Some retailers are offering micro-scooters for sale on the basis that the money will be refunded if they are found not legal for road use. Police have advised that they would be legal if insured, but that no one will offer insurance. And there have been stories in the press of courts treating the machines as small motorcycles, and putting penalty points on the licences of un-insured, un-taxed, un-helmeted users. The legal position certainly requires considerable clarification. Unfortunately, the current situation is far from satisfactory.
In a High Court case (CC N Yorks v Saddington, Oct 2000), a Go-Ped petrol-driven micro-scooter was found to come within the definition of a motor vehicle under Section 185 of the Road Traffic Act 1988. This means that their use is governed by the same legislation that applies to motorcycles and mopeds, since there is no criteria for minimum power or speed output.
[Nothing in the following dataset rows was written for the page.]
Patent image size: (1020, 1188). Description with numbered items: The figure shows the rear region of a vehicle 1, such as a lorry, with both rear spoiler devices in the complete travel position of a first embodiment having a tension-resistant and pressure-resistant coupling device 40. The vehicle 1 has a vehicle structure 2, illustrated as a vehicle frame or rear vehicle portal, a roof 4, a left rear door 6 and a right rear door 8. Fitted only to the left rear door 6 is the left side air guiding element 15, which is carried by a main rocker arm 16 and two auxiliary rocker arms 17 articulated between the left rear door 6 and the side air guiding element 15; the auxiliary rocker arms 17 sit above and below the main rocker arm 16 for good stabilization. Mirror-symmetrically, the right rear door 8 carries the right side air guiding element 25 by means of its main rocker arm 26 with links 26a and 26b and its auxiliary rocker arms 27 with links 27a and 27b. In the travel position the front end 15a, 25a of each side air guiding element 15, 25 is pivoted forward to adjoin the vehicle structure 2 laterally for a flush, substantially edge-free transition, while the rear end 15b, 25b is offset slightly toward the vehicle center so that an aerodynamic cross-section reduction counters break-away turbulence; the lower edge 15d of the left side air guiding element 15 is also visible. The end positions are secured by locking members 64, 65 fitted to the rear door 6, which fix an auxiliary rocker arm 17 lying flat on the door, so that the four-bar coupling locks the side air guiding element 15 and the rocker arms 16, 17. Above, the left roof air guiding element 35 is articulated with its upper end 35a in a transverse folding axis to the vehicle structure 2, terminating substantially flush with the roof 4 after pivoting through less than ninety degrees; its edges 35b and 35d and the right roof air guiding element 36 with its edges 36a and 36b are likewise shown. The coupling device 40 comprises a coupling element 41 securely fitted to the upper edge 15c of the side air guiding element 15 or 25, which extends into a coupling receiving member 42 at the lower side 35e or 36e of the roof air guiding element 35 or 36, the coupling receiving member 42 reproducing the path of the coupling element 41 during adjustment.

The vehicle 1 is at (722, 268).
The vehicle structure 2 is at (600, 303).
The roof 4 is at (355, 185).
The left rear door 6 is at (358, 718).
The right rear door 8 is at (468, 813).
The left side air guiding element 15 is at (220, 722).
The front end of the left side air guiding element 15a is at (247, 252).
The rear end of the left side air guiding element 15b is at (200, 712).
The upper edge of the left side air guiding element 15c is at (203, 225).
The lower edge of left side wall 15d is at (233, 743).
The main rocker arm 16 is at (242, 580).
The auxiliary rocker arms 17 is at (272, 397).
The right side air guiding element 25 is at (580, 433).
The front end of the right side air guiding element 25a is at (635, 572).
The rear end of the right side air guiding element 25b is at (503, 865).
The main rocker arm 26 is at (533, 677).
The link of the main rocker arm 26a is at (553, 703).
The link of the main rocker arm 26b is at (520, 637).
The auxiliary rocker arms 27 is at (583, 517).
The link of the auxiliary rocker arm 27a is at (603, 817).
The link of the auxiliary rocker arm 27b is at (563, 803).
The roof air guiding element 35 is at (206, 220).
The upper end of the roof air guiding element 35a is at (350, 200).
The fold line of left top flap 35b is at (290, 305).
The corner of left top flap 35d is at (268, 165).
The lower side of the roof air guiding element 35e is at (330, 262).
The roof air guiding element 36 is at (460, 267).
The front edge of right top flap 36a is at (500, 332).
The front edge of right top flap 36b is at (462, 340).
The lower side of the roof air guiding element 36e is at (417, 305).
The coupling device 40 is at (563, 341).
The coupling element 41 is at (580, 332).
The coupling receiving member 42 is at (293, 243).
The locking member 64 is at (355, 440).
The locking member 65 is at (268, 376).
Since then, the Vehicle Certification Agency, responsible for approving new vehicles, has considered that electric micro-scooters are also covered by the ruling, since they are no less mechanically propelled vehicles intended or adapted for use on roads. This was more recently confirmed in a subsequent High Court case (Letitia Water v DPP, July 2002) involving a City Bug electric model.
They are therefore deemed to be mopeds in the eyes of the law, since mopeds are the lowest powered two-wheel vehicles. However, this means they must meet the standards required for a moped to be used on the road. This will include the requirements for mirrors and lights, under the Road Vehicles (Construction and Use) Regulations 1986 and the Road Vehicles Lighting Regulations 1989. It is therefore illegal to ride a typical fun electric micro-scooter on the road.
It is also illegal to use them on cycle paths and pavements, where mopeds are not permitted. This leads to the ridiculous situation that the only legal place to ride an electric scooter is on private property.
However, any vehicle approved under European Community Whole Type Approval can be legally used on the roads. To date only two models, the Charly MZ and the Heinzmann Electric Surfer, have obtained EC approval, and they can, therefore, be legally registered as mopeds, and used on the roads in the UK.
In fact, trendy urban types and youngsters alike are committing a whole raft of offences when you see them ‘scooting’ in the street. All the requirements for riding a moped must be met, including a licence, registration, insurance, a tax disc, and even an MOT after three years. A crash helmet must also be worn. Chris Eubank discovered this to his cost, when he was charged for scootering round Brighton without a helmet. He received a conditional discharge and had to pay £35 in costs.
Toy manufacturers have advertised the scooters as legal provided they are only ridden by children over 14, relying on electric bike legislation, but it is clear that the Department for Transport sees things differently.
Provisions in the Transport Act 1981 state that an electric bicycle avoids being classed as a motorcycle if it weighs less than 40kg, is fitted with pedals, has a maximum power output of 200 watts and cannot be propelled at more than 15 miles per hour. But in the City Bug case, the judge ruled that the scooter was not, fitted with pedals by means of which it is capable of being propelled, and therefore the Electrically Assisted Pedal Cycle Regulations 1983 would not apply.
This is clearly a grey area in the law, with many micro-scooter riders not unreasonably feeling that they are being arbitrarily restricted from engaging in harmless fun, or from adopting an environmentally-friendly transport solution. The DETR has confirmed that there are no proposals to create a new category for scooters, or to adapt the electric cycle category to include them.
A further complication is that, despite defining micro-scooters as motor vehicles, the judges have so far refrained from actually categorising them, on the basis that this fell to the DETR. This has made it impossible to obtain insurance since insurance companies are understandably reluctant to provide cover for vehicles which cannot comply to requirements.
As far as enforcement goes, this is obviously a matter for police forces to consider in the light of local circumstances, but warnings have been issued in a number of regions. While we often hear that ignorance of the law is no defence, it may be that in some cases ignorance really is bliss, since the police attitude has, by and large, been merely to warn riders genuinely unaware that their scooters are classified as mopeds.
But be warned! Driving without insurance is a Level Five offence, and riders potentially face a £1,000 fine and 6-8 points on their licence, if they have one. New legislation means that youngsters who have not yet qualified for a full driving licence will have these penalty points added to any future licence. And yes, police have confirmed that children will lose their licence when theyre old enough to hold one.
And thats not all, people have been picked up for driving whilst disqualified and even drink driving, so riding one of the petrol-powered machines home from the pub could cost you your licence! The situation with electric scooters is more confused. According to The Royal Society for the Prevention of Accidents, at least one rider has been let off with a caution by the police, who concluded that the vehicle was covered by the same archaic catch-all law that applies to cyclists: people who were very unsteady on pedal cycles, vehicles propelled by foot and steam-propelled vehicles. The DETR is unable to conclude definitely, since the issue has not yet been tested in the courts, but the view is that since the scooters can be classed as mopeds, it would be inconsistent if the same drink/drive legislation did not apply. So on top of everything else, make sure you stay off the liqueur chocolates before considering a scoot.